15. The closure according to claim 1, wherein the container is a bottle and the wrapping is made from a thin, strong material which is shaped around an end of a neck of the bottle and the wrapping is shaped as a capsule, an edge of the capsule being connected to the neck of the bottle or at least placed tightly and dimensionally stablely against the neck of the bottle such that upon opening the bottle the pressure difference produced forces open the capsule before pressure equalisation can be implemented in any other way.

16. The closure according to claim 1 wherein the container is a bottle having a neck, and the wrapping is made from a thin, strong material that is shaped as a capsule that extends around the neck of the bottle, and wherein upon opening the bottle the content of the bottle escaping under the effect of the pressure escapes through a gap between an outer wall of the neck of the bottle and an inner wall of the capsule and in so doing produces a clear outflow sound by the capsule and/or the outflowing content of the container and/or surrounding air being set vibrating.

17. The closure according to claim 16 wherein the wrapping is shaped and/or folded such that against the shape or folding the outflowing content of the container and/or air flowing by produce a sound.

18. The closure according to claim 1, wherein the closure member comprises a crown cap.
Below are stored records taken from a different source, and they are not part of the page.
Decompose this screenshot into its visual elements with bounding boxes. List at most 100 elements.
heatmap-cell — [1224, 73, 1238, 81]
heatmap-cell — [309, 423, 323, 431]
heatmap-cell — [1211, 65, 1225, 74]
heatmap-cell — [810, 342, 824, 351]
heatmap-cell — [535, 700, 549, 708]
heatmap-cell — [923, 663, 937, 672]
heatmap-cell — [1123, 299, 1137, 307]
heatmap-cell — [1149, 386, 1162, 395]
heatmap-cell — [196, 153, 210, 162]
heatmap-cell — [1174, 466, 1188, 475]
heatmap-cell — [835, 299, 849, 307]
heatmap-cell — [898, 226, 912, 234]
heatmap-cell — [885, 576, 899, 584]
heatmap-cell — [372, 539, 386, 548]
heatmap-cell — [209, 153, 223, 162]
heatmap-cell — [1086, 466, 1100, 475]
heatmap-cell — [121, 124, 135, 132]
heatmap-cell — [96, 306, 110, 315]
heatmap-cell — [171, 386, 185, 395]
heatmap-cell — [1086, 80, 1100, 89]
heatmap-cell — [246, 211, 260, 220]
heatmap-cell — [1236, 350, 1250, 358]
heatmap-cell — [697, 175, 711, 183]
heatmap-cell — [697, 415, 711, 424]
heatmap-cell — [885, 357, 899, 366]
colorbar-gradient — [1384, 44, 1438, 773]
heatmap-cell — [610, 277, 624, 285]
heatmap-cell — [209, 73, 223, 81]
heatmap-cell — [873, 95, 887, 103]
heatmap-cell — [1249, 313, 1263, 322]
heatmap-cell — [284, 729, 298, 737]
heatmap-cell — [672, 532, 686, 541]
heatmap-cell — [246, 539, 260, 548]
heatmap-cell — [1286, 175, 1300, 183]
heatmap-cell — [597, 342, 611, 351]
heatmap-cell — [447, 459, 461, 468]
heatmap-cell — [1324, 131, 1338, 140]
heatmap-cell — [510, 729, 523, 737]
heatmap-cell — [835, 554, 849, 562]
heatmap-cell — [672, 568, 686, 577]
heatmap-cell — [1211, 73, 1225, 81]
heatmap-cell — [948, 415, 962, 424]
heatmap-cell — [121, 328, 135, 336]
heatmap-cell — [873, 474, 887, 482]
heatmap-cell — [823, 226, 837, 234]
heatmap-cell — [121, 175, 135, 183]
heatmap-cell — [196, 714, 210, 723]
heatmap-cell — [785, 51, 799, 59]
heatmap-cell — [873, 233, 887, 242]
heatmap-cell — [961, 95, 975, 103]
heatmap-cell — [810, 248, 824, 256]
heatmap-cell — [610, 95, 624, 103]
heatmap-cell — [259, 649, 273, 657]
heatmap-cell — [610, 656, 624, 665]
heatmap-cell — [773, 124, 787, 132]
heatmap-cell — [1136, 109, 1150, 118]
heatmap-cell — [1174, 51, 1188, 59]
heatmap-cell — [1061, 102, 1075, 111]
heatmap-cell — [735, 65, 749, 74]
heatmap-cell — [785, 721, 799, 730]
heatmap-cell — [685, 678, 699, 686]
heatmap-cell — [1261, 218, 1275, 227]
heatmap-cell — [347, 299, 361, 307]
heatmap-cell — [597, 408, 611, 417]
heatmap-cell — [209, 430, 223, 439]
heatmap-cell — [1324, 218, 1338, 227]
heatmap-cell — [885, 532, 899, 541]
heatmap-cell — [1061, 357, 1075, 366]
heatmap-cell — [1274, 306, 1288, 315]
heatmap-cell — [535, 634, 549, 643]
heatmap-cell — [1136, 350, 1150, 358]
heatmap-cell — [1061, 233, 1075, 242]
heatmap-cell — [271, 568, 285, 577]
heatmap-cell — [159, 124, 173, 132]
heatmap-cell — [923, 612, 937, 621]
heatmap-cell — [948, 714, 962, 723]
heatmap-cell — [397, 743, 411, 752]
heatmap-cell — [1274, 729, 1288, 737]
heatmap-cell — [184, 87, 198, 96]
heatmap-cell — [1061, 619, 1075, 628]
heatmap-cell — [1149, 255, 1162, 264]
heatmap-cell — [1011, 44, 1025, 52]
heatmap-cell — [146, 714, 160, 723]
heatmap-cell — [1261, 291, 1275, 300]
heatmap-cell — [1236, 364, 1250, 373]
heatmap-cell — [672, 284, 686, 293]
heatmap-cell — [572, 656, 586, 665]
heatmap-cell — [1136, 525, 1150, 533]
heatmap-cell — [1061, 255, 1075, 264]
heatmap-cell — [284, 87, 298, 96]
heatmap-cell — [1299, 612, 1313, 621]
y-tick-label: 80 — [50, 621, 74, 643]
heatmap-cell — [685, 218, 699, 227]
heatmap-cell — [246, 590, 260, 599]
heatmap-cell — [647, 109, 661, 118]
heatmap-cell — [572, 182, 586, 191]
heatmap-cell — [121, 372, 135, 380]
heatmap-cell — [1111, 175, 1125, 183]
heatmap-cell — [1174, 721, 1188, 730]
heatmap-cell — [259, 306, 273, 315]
19. The closure according to claim 18, wherein the crown cap is configured to be opened by turning the crown cap.

20. The closure according to claim 1, wherein the container is a cylindrical can.

21. The closure according to claim 1, wherein the container is a cylindrical can and the wrapping is a piece of tube made of an elastic material and can expand and has elasticity such that an upper part of the tube covers a top surface of the can and a lower part of the tube encloses a wall of the can tightly such that upon opening the closure member, the content of the can escaping under the effect of the pressure escapes through an opening in the piece of tube produced upon opening the closure member or already made when producing the piece of tube and in so doing produces a sound.

22. The closure according to claim 21, wherein an edge of the tube and/or another part of the tube and/or the outflowing container content and/or surrounding air is/are set vibrating.

23. The closure according to claim 1, wherein the container is a cylindrical can and the wrapping is made from a thin, strong material which is shaped around a top surface of the can and about an upper part of an outer lateral surface of the can, and the wrapping is shaped as a capsule, the edge of the capsule being attached to the outer lateral surface or at least being placed tightly and dimensionally stablely against the outer lateral surface such that upon opening the can the pressure difference produced forces open the capsule before pressure equalisation can be implemented in any other way.

24. The closure according to claim 1 wherein the container is a cylindrical can and the wrapping is made from a thin, strong material that is shaped as a capsule that extends around a top surface of the can and about an upper part of an outer wall of the can, and wherein upon opening the can the content of the can escaping under the effect of the pressure escapes through a gap between the outer wall of the can and an inner wall of the capsule and in so doing produces a clear outflow sound by the capsule and/or the outflowing content of the can and/or surrounding air being set vibrating.

25. The closure according to claim 1, wherein the wrapping is made from a thin, brittle material.

26. The closure according to claim 1, wherein the wrapping is made from an aluminum foil.

27. The closure according to claim 1, wherein the wrapping is impregnated on one or both sides with a strengthening paste.

28. The closure according to claim 1, wherein the wrapping has a crêpe-type structure or is laid in folds.

29. The closure according to claim 1, wherein the wrapping is moulded onto the closure member.

30. The closure according to claim 1, wherein the wrapping is moulded onto the container using an immersion process.

31. The closure according to claim 1, wherein the wrapping comprises two or more layers.